Some investors are already breathing a sigh of relief as stocks bounce back from the biggest selloff of the year on Monday. But they shouldn’t get too comfortable. Nomura strategist Masanari Takada recently warned investors to brace for a potential “Lehman-like” aftershock, suggesting this week’s market rout may just be the initial tremor of a much larger financial earthquake. The spike in volatility, triggered by fears over escalating trade tensions between the U.S. and China, is only the first wave.
“We would add here that the second wave may well hit harder than the first, like an aftershock that eclipses the initial earthquake,” Takada wrote in a note to clients, according to a recent detailed story in the Financial Times. “At this point, we think it would be a mistake to dismiss the possibility of a Lehman-like shock as a mere tail risk.”
What it Means for Investors
Citing past historical selloffs in August, Takada said another plunge in the market could take place as early as the end of the month. Hedge funds are selling and trend-following algorithmic traders are still in the process of unwinding bullish trades. “We would expect any near-term rally to be no more than a head fake, and think that any such rally would be best treated as an opportunity to sell in preparation for the second wave of volatility that we expect will arrive in late August or early September,” he said.
Current sentiment trends suggest the supply-demand picture for equities is deteriorating and fundamentals are breaking down. Tuesday’s rebound could be short lived. “Above all, the pattern in U.S. stock market sentiment has come to even more closely resemble the picture of sentiment on the eve of the 2008 Lehman Brothers collapse that marked the onset of the global financial crisis,” Takada added.
Unfortunately, illiquidity maybe even more of a problem in a downturn this time around compared to a decade ago. The regulations imposed following the financial crisis have limited traditional market makers from the amount of two-way deal making they might otherwise be willing to do. Their asset inventories just aren’t what they used to be.
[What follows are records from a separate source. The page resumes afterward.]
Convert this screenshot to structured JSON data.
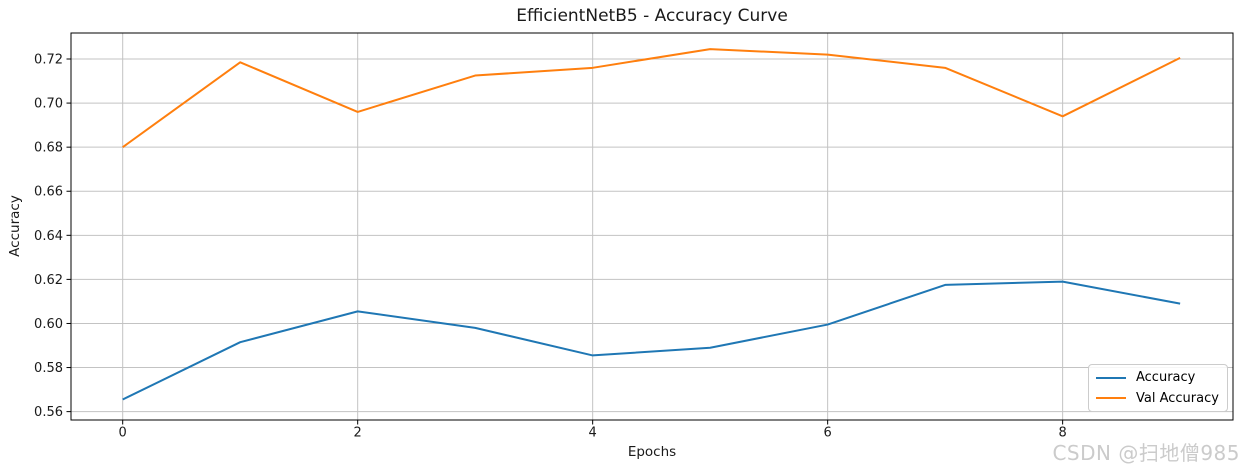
{
  "watermark": {
    "text": "CSDN @扫地僧985"
  },
  "chart_data": {
    "type": "line",
    "title": "EfficientNetB5 - Accuracy Curve",
    "xlabel": "Epochs",
    "ylabel": "Accuracy",
    "x": [
      0,
      1,
      2,
      3,
      4,
      5,
      6,
      7,
      8,
      9
    ],
    "series": [
      {
        "name": "Accuracy",
        "color": "#1f77b4",
        "values": [
          0.5655,
          0.5915,
          0.6055,
          0.598,
          0.5855,
          0.589,
          0.5995,
          0.6175,
          0.619,
          0.609
        ]
      },
      {
        "name": "Val Accuracy",
        "color": "#ff7f0e",
        "values": [
          0.68,
          0.7185,
          0.696,
          0.7125,
          0.716,
          0.7245,
          0.722,
          0.716,
          0.694,
          0.7205
        ]
      }
    ],
    "xlim": [
      -0.44,
      9.45
    ],
    "ylim": [
      0.5562,
      0.7318
    ],
    "xticks": [
      "0",
      "2",
      "4",
      "6",
      "8"
    ],
    "yticks": [
      "0.56",
      "0.58",
      "0.60",
      "0.62",
      "0.64",
      "0.66",
      "0.68",
      "0.70",
      "0.72"
    ],
    "grid": true,
    "grid_color": "#c3c3c3",
    "spine_color": "#000000",
    "tick_label_color": "#1a1a1a",
    "line_width": 2,
    "legend_position": "lower right"
  }
}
U.S. investment grade credit, for instance, grew by 43% between 2007 and 2018, but dealer inventories are only 6% of what they were in 2007, according to JPMorgan Asset Management, per the Financial Times.
With dealers limited in their capacities to take the other side of a trade, buyers and sellers of financial assets today are much more dependent on a double coincidence of wants or interests. Such a double coincidence of wants can be sporadic, and in a bear market when everyone is selling, there’s nobody willing to take the other side of the trade.
Governor of the Bank of England Mark Carney claimed earlier in the year that there was $30 trillion tied up in difficult-to-trade (i.e. illiquid) investments. The Federal Reserve noted similar concerns about bond and loan mutual funds. A recent report by Moody’s indicates that even supposed liquid assets, such as exchange-traded funds (ETFs), are not immune to sudden extended spikes in volatility.
Already investors have been flocking to safer assets as gold rises and bond funds post record inflows. Spreads between high-yield junk bonds and risk-free bonds are now at the widest they’ve been in three years as investors ditch risky debt in favour of safer debt. “High yield is often the canary in the coal mine when it comes to recessions,” said Max Gokham, head of asset allocation at Pacific Life Fund Advisors, adding that, “if concerns about a recession build you will see a lot of selling.”
Interestingly, the recent selloff and spike in volatility came only days after one of the largest suppliers of liquidity—the Fed—cut interest rates for the first time since the crisis. The markets didn’t react well, interpreting Fed Chair Jerome Powell’s labelling of the cut a “mid-cycle adjustment” as a “one-and-done” cut. That slip didn’t instill the kind of confidence investors were looking for amid escalating trade tensions and signs of a slowing global economy, wrote respected financial executive Mohammad El-Erian.
Liquidity and confidence are highly correlated, and the largest suppliers of both over the past decade have been central banks. Whether or not they have enough fire power in the tank to fight off the next downturn in a world of record-low (even negative) interest rates is still a big question mark at this point. Quantitative easing (QE) might soon become conventional monetary policy.